Ironie, critique acerbe, humour, et enfin mélancolie prégnante. L’évocation du temps qui passe marque le texte d’une tristesse insolite. Ainsi, les allusions à Édouard Dubus et de Gabriel Aurier, morts trop jeunes, et la commémoration d’Albert Samain, poète aujourd’hui à peu près oublié et qui revient chez Tailhade avec insistance, cristallisent cette perte inéluctable de la vitalité en tant qu’énergie. « Il mourut jeune, à quarante-deux ans, aimé des Dieux, sans doute, puisqu’un baiser de la Gloire vint fermer ses paupières et qu’il n’eut pas la douleur de survivre aux rimes en fleurs de ses vingt ans. » Albert Samain est l’une des rares figures épargnée par l’ironie systématique du polémiste. Il symbolise une pureté presque religieuse.

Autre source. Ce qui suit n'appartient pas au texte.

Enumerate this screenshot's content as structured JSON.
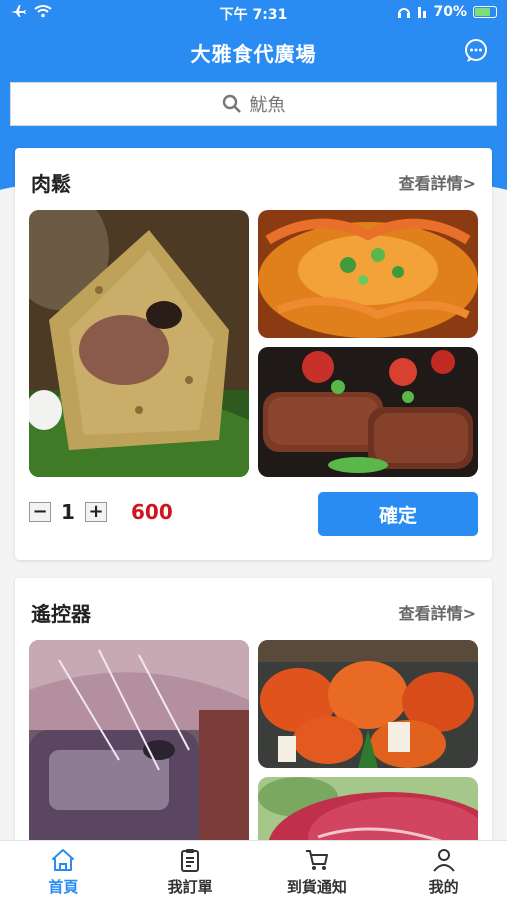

Car si les marques de cette conversion finale de Laurent Tailhade reste, dans ce texte, discrète, nous en relevons cependant des traces à la fois dans la tonalité (notamment l’envolée finale) et plus sûrement encore à travers deux références : Louis Veuillot, catholique engagé, et Antoine de Rivarol, royaliste. Elle n’entame pas son anarchisme qui devient, comme chez Tolstoï, un anarchisme chrétien.

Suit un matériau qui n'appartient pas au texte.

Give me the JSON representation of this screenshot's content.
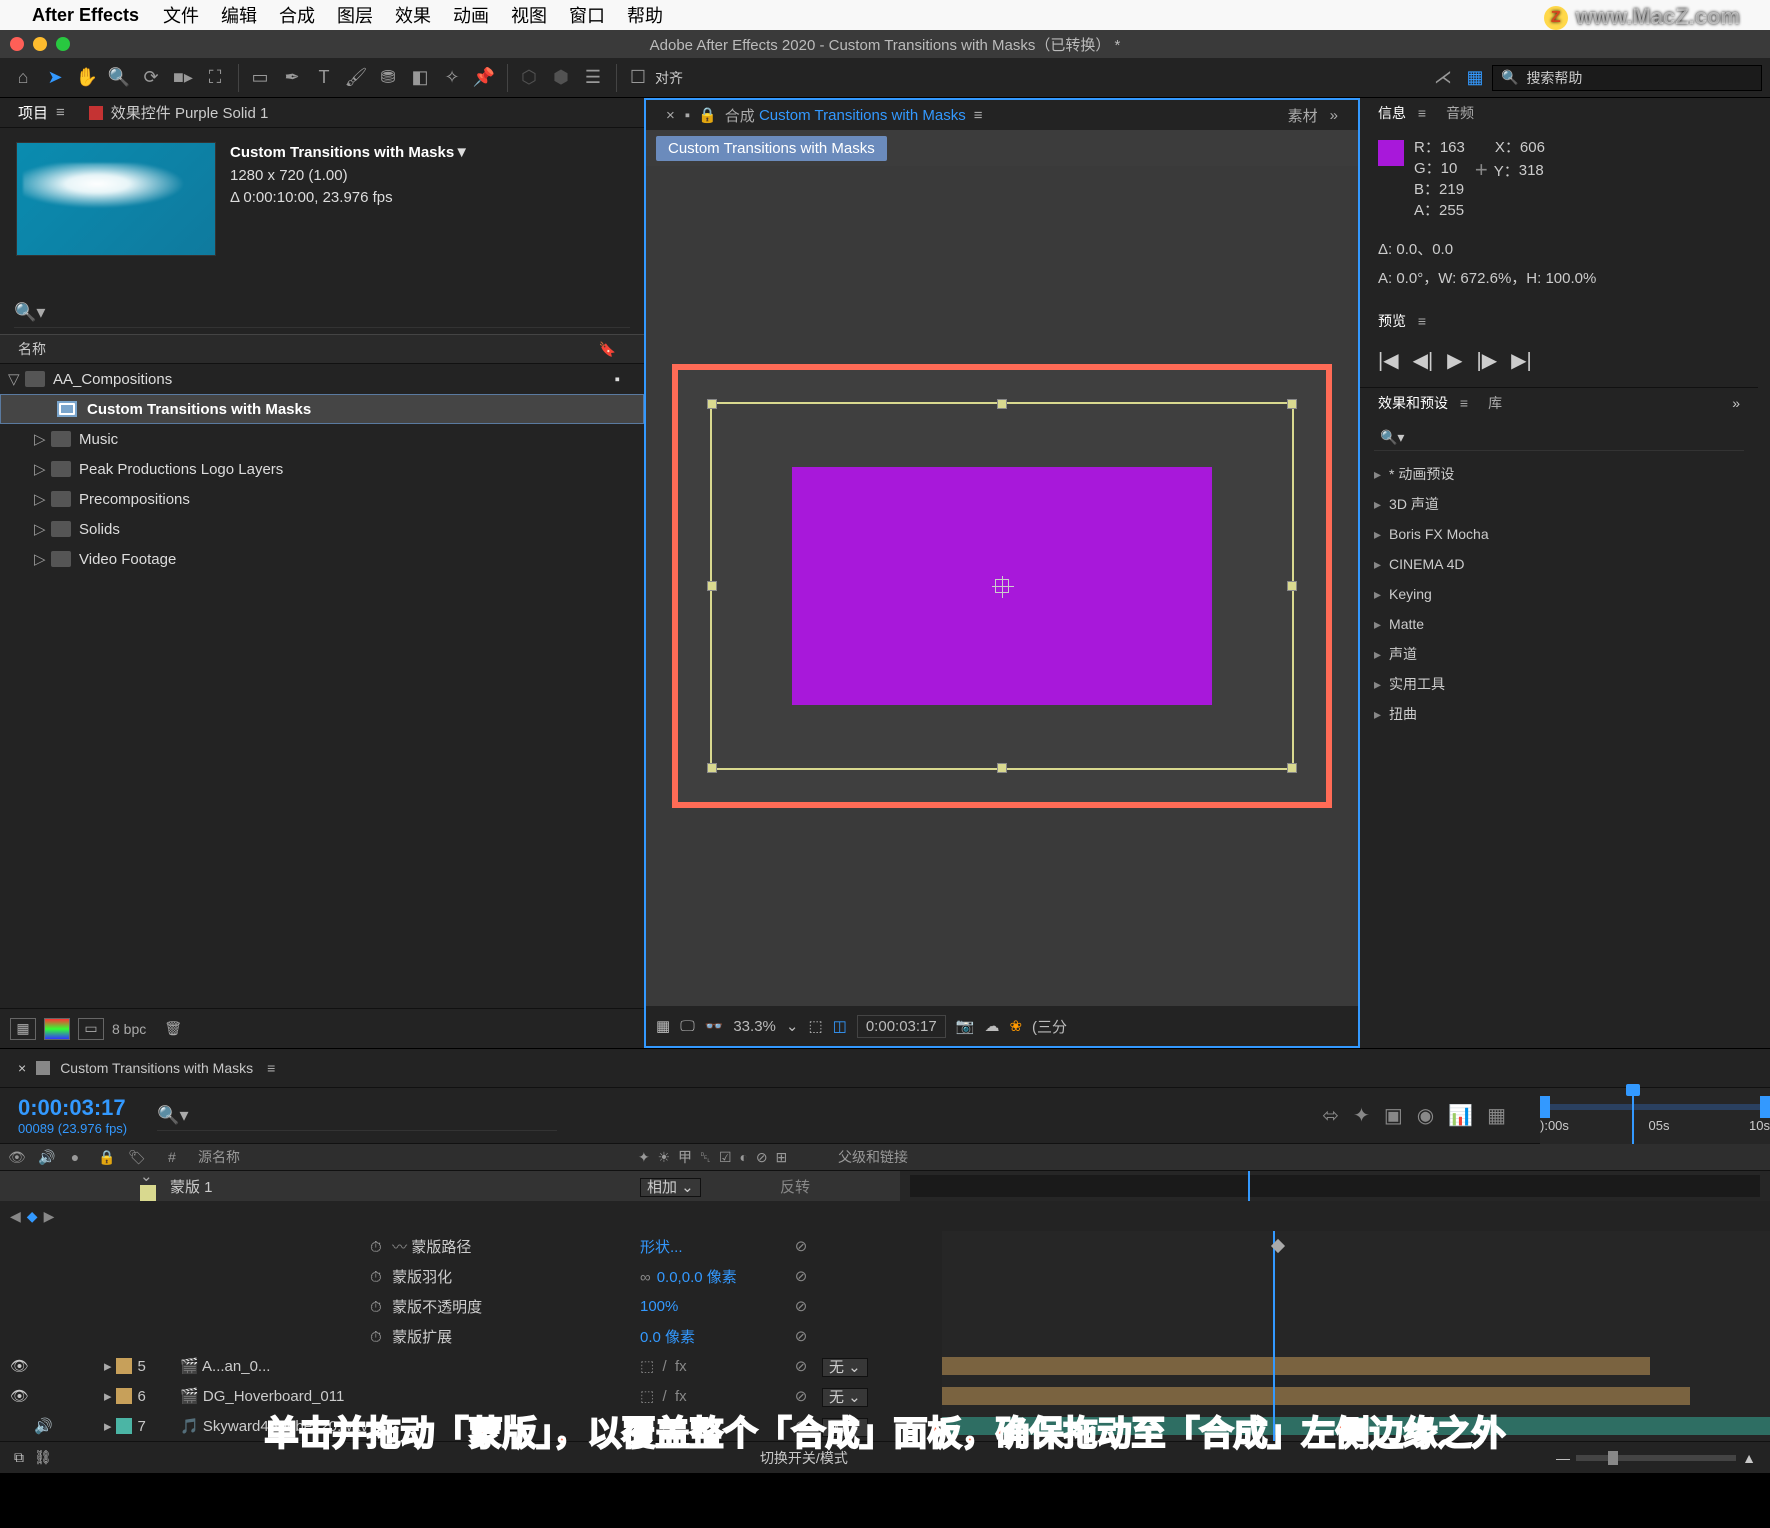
{
  "menubar": {
    "app": "After Effects",
    "items": [
      "文件",
      "编辑",
      "合成",
      "图层",
      "效果",
      "动画",
      "视图",
      "窗口",
      "帮助"
    ]
  },
  "watermark": "www.MacZ.com",
  "titlebar": "Adobe After Effects 2020 - Custom Transitions with Masks（已转换） *",
  "toolbar": {
    "align": "对齐",
    "search_placeholder": "搜索帮助"
  },
  "project": {
    "tab1": "项目",
    "tab2": "效果控件 Purple Solid 1",
    "comp_name": "Custom Transitions with Masks",
    "arrow": "▼",
    "dims": "1280 x 720 (1.00)",
    "dur": "Δ 0:00:10:00, 23.976 fps",
    "col_name": "名称",
    "items": [
      {
        "tw": "▽",
        "type": "fold",
        "label": "AA_Compositions",
        "sel": false
      },
      {
        "tw": "",
        "type": "comp",
        "label": "Custom Transitions with Masks",
        "sel": true,
        "sub": true
      },
      {
        "tw": "▷",
        "type": "fold",
        "label": "Music"
      },
      {
        "tw": "▷",
        "type": "fold",
        "label": "Peak Productions Logo Layers"
      },
      {
        "tw": "▷",
        "type": "fold",
        "label": "Precompositions"
      },
      {
        "tw": "▷",
        "type": "fold",
        "label": "Solids"
      },
      {
        "tw": "▷",
        "type": "fold",
        "label": "Video Footage"
      }
    ],
    "bpc": "8 bpc"
  },
  "composition": {
    "tab_prefix": "合成",
    "tab_name": "Custom Transitions with Masks",
    "crumb": "Custom Transitions with Masks",
    "tab_right": "素材",
    "zoom": "33.3%",
    "time": "0:00:03:17",
    "res": "(三分"
  },
  "info": {
    "tab1": "信息",
    "tab2": "音频",
    "R": "R：",
    "Rv": "163",
    "G": "G：",
    "Gv": "10",
    "B": "B：",
    "Bv": "219",
    "A": "A：",
    "Av": "255",
    "X": "X：",
    "Xv": "606",
    "Y": "Y：",
    "Yv": "318",
    "delta": "Δ: 0.0、0.0",
    "ai": "A: 0.0°，W: 672.6%，H: 100.0%"
  },
  "preview": {
    "tab": "预览"
  },
  "effects": {
    "tab1": "效果和预设",
    "tab2": "库",
    "items": [
      "* 动画预设",
      "3D 声道",
      "Boris FX Mocha",
      "CINEMA 4D",
      "Keying",
      "Matte",
      "声道",
      "实用工具",
      "扭曲"
    ]
  },
  "timeline": {
    "tab": "Custom Transitions with Masks",
    "timecode": "0:00:03:17",
    "sub": "00089 (23.976 fps)",
    "col_num": "#",
    "col_src": "源名称",
    "col_parent": "父级和链接",
    "ruler_labels": [
      "):00s",
      "05s",
      "10s"
    ],
    "mask_label": "蒙版 1",
    "mask_mode": "相加",
    "mask_inv": "反转",
    "props": [
      {
        "name": "蒙版路径",
        "val": "形状...",
        "kf": true
      },
      {
        "name": "蒙版羽化",
        "val": "0.0,0.0 像素",
        "link": "∞"
      },
      {
        "name": "蒙版不透明度",
        "val": "100%"
      },
      {
        "name": "蒙版扩展",
        "val": "0.0 像素"
      }
    ],
    "layers": [
      {
        "num": "5",
        "name": "A...an_0...",
        "color": "#c7a05a",
        "par": "无"
      },
      {
        "num": "6",
        "name": "DG_Hoverboard_011",
        "color": "#c7a05a",
        "par": "无"
      },
      {
        "num": "7",
        "name": "Skyward4Adobe120.wav",
        "color": "#4bb5a5",
        "par": "无"
      }
    ],
    "foot": "切换开关/模式"
  },
  "annotation": "单击并拖动「蒙版」，以覆盖整个「合成」面板，确保拖动至「合成」左侧边缘之外"
}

Il y a tout dans ce texte : du phrasé abondant fin-de-siècle, qu’on aime dénigrer aujourd’hui en public, mais dont on s’encanaille en privé, au mépris des conventions littéraires, le comique et le pathétique, le majeur et le mineur, le cruel et le tendre, l’anarchie et l’éveil à une spiritualité religieuse. La haine de l’hypocrisie est restée constante chez l’auteur de Imbéciles et gredins (1900), et le mot « bourgeois », qu’il appelle « mufle » (Au pays du mufle, 1901), cristallise toutes les attaques. Mais il échappe aux généralités vides en stigmatisant des comportements bien précis. On ne le dit pas assez : Tailhade, en plus d’être pamphlétaire et polémiste, et même avant cela, est un vrai moraliste. C’est un moraliste de la fin du XIXe siècle, qui aime donner une forme directe, franche et concrète à ses remarques, un moraliste qui s’intéresse à l’ordre des représentations, et qui s’amuse à le renverser : « Mais l’animadversion des pleutres, la haine des lâches et des imbéciles, tant de mensonges accumulés grandissaient encore à nos yeux ce revenant de la douleur et de l’exil » dit-il pour Verlaine.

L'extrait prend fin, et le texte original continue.